Which they had already thrice tried with no success.

"We'll show him what we would show our children..." Lucius paused and looked over the animagus with a wrinkled nose. "We'll show him what /I/ showed /my/ child, then."

"Well... what was that?"

"Lots of pastel colours and one very scary slideshow."


"which then skips merrily up the magical fallopian tube, where Mr. Sperm and Mrs. Egg meet in a field of flowers and are joined forever, merging as one," Lucius pointed to the clever diagram, a muggle science picture of a sperm penetrating an egg cell, but with colorful flowers hand drawn all around them, a crown on the sperm, and a tiara on the egg.

"Then they travel on their honeymoon to the magical land of Womb, where they decide to wait for approximately nine months-"

"The sperm resides within the egg now?" Voldemort questioned. "Like how part of the soul is imparted within a horcrux?"

"Sort of, but not really at all," Pettigrew nodded, and Voldemort nodded for them to continue.
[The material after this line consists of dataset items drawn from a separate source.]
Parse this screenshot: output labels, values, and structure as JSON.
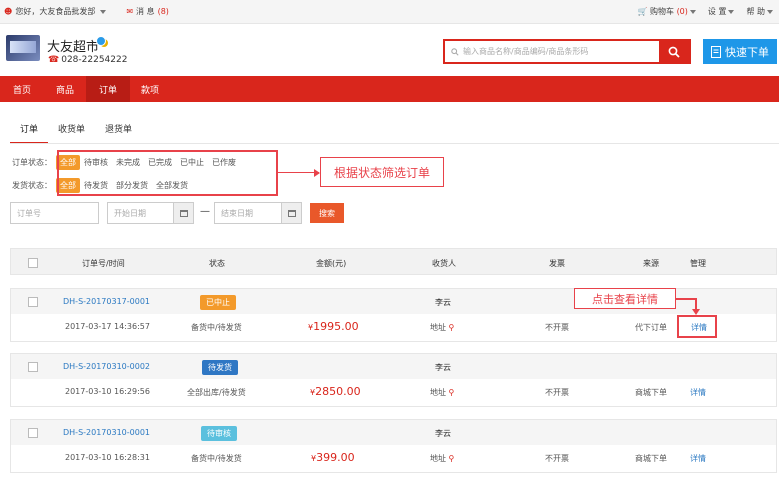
{
  "topbar": {
    "greeting": "您好，大友食品批发部",
    "messages_label": "消 息",
    "messages_count": "(8)",
    "cart_label": "购物车",
    "cart_count": "(0)",
    "settings_label": "设 置",
    "help_label": "帮 助"
  },
  "header": {
    "store_name": "大友超市",
    "phone": "028-22254222",
    "search_placeholder": "输入商品名称/商品编码/商品条形码",
    "quick_order_label": "快速下单"
  },
  "nav": {
    "items": [
      {
        "label": "首页"
      },
      {
        "label": "商品"
      },
      {
        "label": "订单",
        "active": true
      },
      {
        "label": "款项"
      }
    ]
  },
  "tabs": [
    {
      "label": "订单",
      "active": true
    },
    {
      "label": "收货单"
    },
    {
      "label": "退货单"
    }
  ],
  "filters": {
    "order_status_label": "订单状态：",
    "order_status_options": [
      "全部",
      "待审核",
      "未完成",
      "已完成",
      "已中止",
      "已作废"
    ],
    "ship_status_label": "发货状态：",
    "ship_status_options": [
      "全部",
      "待发货",
      "部分发货",
      "全部发货"
    ],
    "order_no_placeholder": "订单号",
    "start_date_placeholder": "开始日期",
    "end_date_placeholder": "结束日期",
    "date_separator": "—",
    "search_label": "搜索"
  },
  "annotations": {
    "filter_callout": "根据状态筛选订单",
    "detail_callout": "点击查看详情"
  },
  "table": {
    "headers": [
      "订单号/时间",
      "状态",
      "金额(元)",
      "收货人",
      "发票",
      "来源",
      "管理"
    ],
    "orders": [
      {
        "no": "DH-S-20170317-0001",
        "status": "已中止",
        "status_color": "#f39a2b",
        "receiver": "李云",
        "time": "2017-03-17 14:36:57",
        "sub_status": "备货中/待发货",
        "amount": "1995.00",
        "address": "地址",
        "invoice": "不开票",
        "source": "代下订单",
        "action": "详情"
      },
      {
        "no": "DH-S-20170310-0002",
        "status": "待发货",
        "status_color": "#2f77c4",
        "receiver": "李云",
        "time": "2017-03-10 16:29:56",
        "sub_status": "全部出库/待发货",
        "amount": "2850.00",
        "address": "地址",
        "invoice": "不开票",
        "source": "商城下单",
        "action": "详情"
      },
      {
        "no": "DH-S-20170310-0001",
        "status": "待审核",
        "status_color": "#5bc0de",
        "receiver": "李云",
        "time": "2017-03-10 16:28:31",
        "sub_status": "备货中/待发货",
        "amount": "399.00",
        "address": "地址",
        "invoice": "不开票",
        "source": "商城下单",
        "action": "详情"
      }
    ],
    "currency": "¥"
  },
  "colors": {
    "brand_red": "#d9261c",
    "accent_orange": "#f39a2b",
    "link_blue": "#2b79c2",
    "annotation_red": "#e8424a"
  }
}
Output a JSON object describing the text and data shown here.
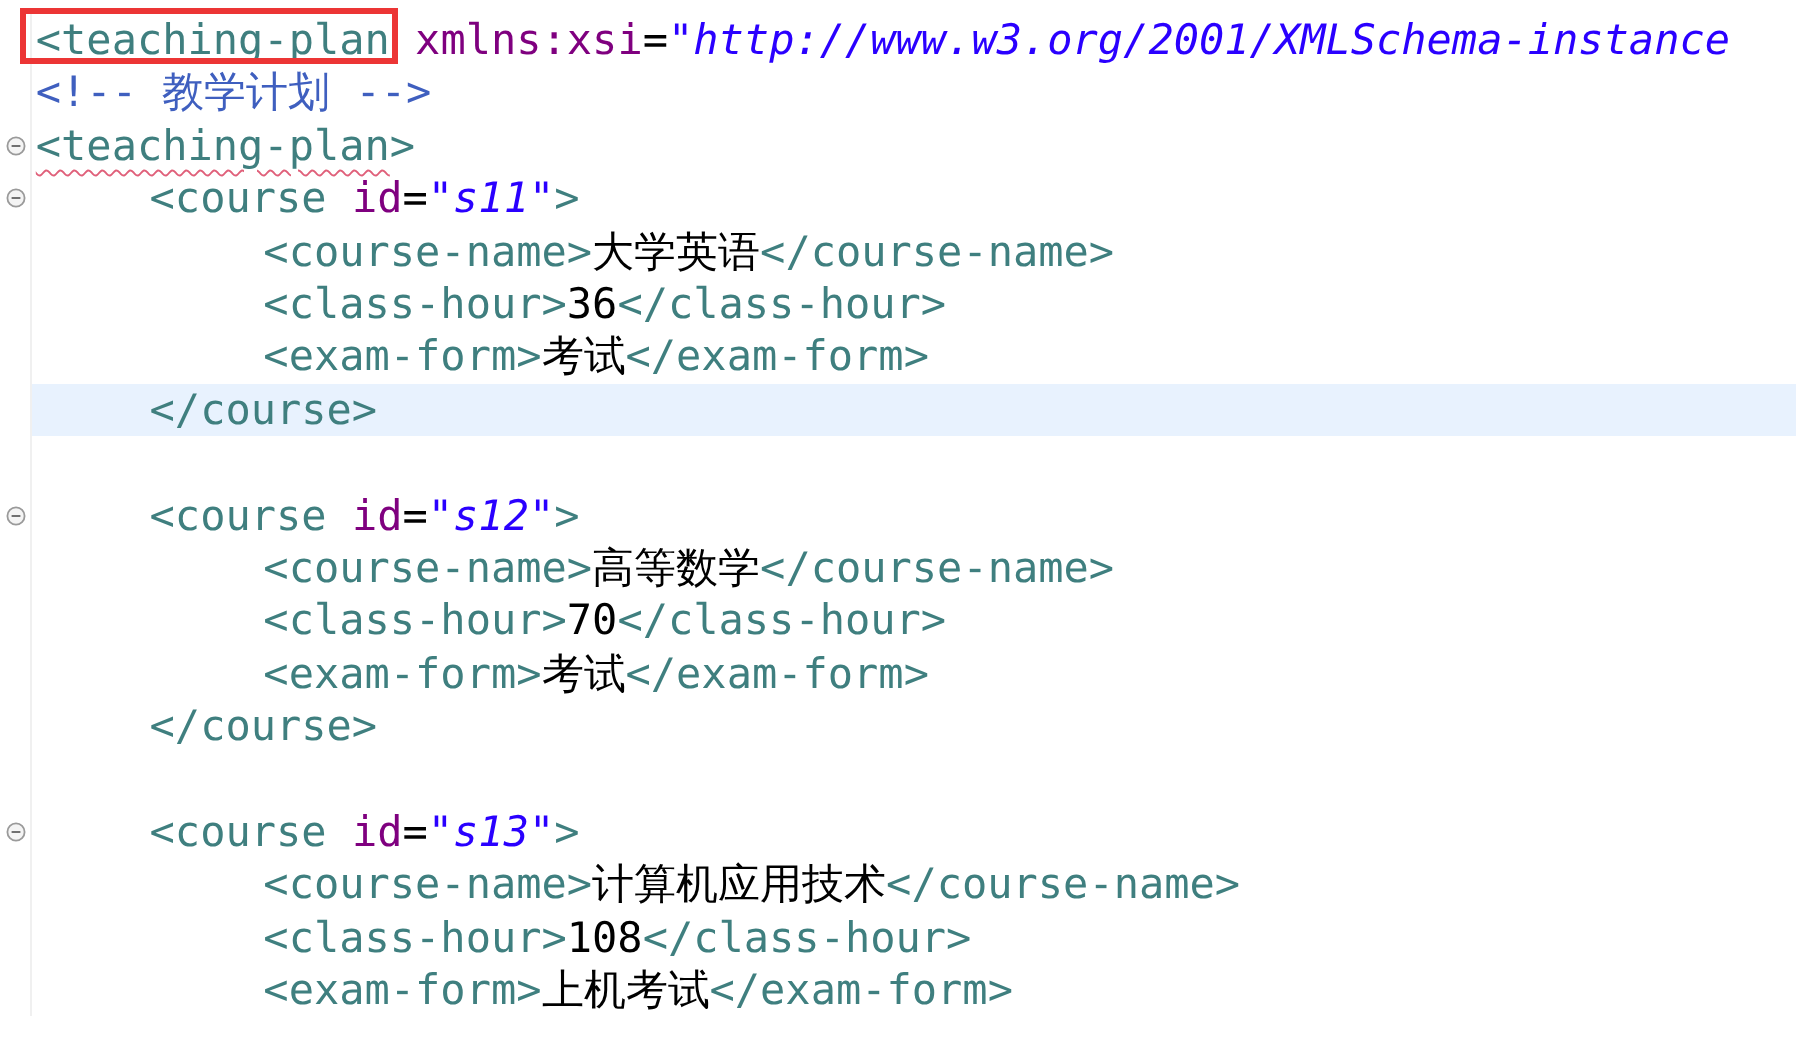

"But all is not well. Sperm and Egg fight constantly, dividing themselves many times, and as the months wear on, they divide more and more," Lucius continued his slideshow on the chalkboard as if nothing had happened.

"And from their dividing a great creature is creature," Peter took over, eager to have some credit, and displaying a picture of a fetus.

"Holy Fuck!" Voldemort cried, nearly leaping in the air. "What the fuck is that? And... why does it kinda look like me?"


"And then the fetus is pushed by violent muscle contractions, such as those cause by the Cruciatus, out of the womb and through the vagina, which magically, and forcibly, stretches," Lucius said two hours later, his voice hoarse.

"Merlin's Balls," Voldemort murmured when the slideshow finally ended. "That could be a more effective torture than any ever invented! Come! Let us go and impregnate our enemies!"

And he dashed out of the room before Lucius could explain just how Mr. Sperm got in the magical fallopian tube in the first place.

Peter was passed out in the middle of the floor, having been shocked into a coma by the picture of the birthing, and Lucius stepped on him on his way out the door.

"Mr. Sperm, Mrs. Egg, don't fight," Pettigrew mumbled in his sleep. "Can't we all just get along?"